[Python-Dev] adding Construct to the standard library?
Travis E. Oliphant
oliphant.travis at ieee.org
Tue Apr 25 07:41:41 CEST 2006
Greg Ewing wrote:
> Travis Oliphant wrote:
>
>> For what it's worth, NumPy also defines a data-type object which it
>> uses to describe the fundamental data-type of an array. In the context
>> of this thread it is also yet another way to describe a binary-packed
>> structure in Python.
>
> Maybe there should be a separate module providing
> a data-packing facility that ctypes, NumPy, etc.
> can all use (perhaps with their own domain-specific
> extensions to it).
>
> It does seem rather silly to have about 3 or 4
> different incompatible ways to do almost exactly
> the same thing (struct, ctypes, NumPy and now
> Construct).
I agree. Especially with ctypes and struct now in the standard library.

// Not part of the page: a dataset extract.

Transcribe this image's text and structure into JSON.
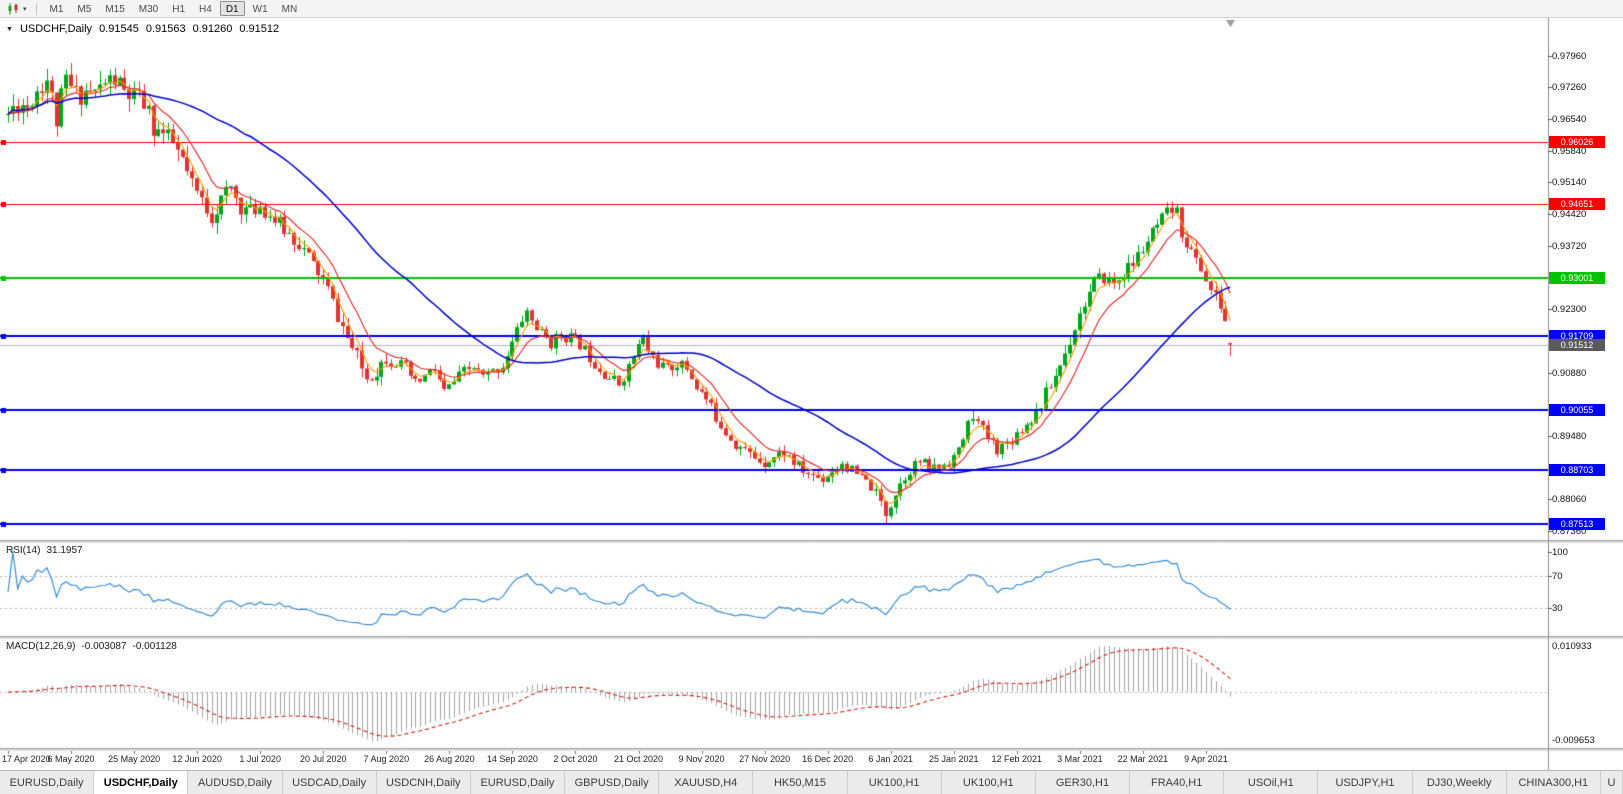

The problem, however, is that every module does something a little-bit
different with the object. NumPy needs a built-in object with at least
a few fields defined.
The idea of "specifying the data-type" is different then it's
representation to NumPy.
After looking at it, I'm not particularly fond of Construct's way to
specify data-types, but then again we've been developing the array
interface for just this purpose and so have some biased opinions.
Some kind of data-type specification would indeed be useful. NumPy
needs a built-in (i.e. written in C) data-type object internally. If
that builtin object were suitable generally then all the better.
For details, look at http://numeric.scipy.org/array_interface (in
particular the __array_descr__ field of the interface for what we came
up with last year over several months of discussion.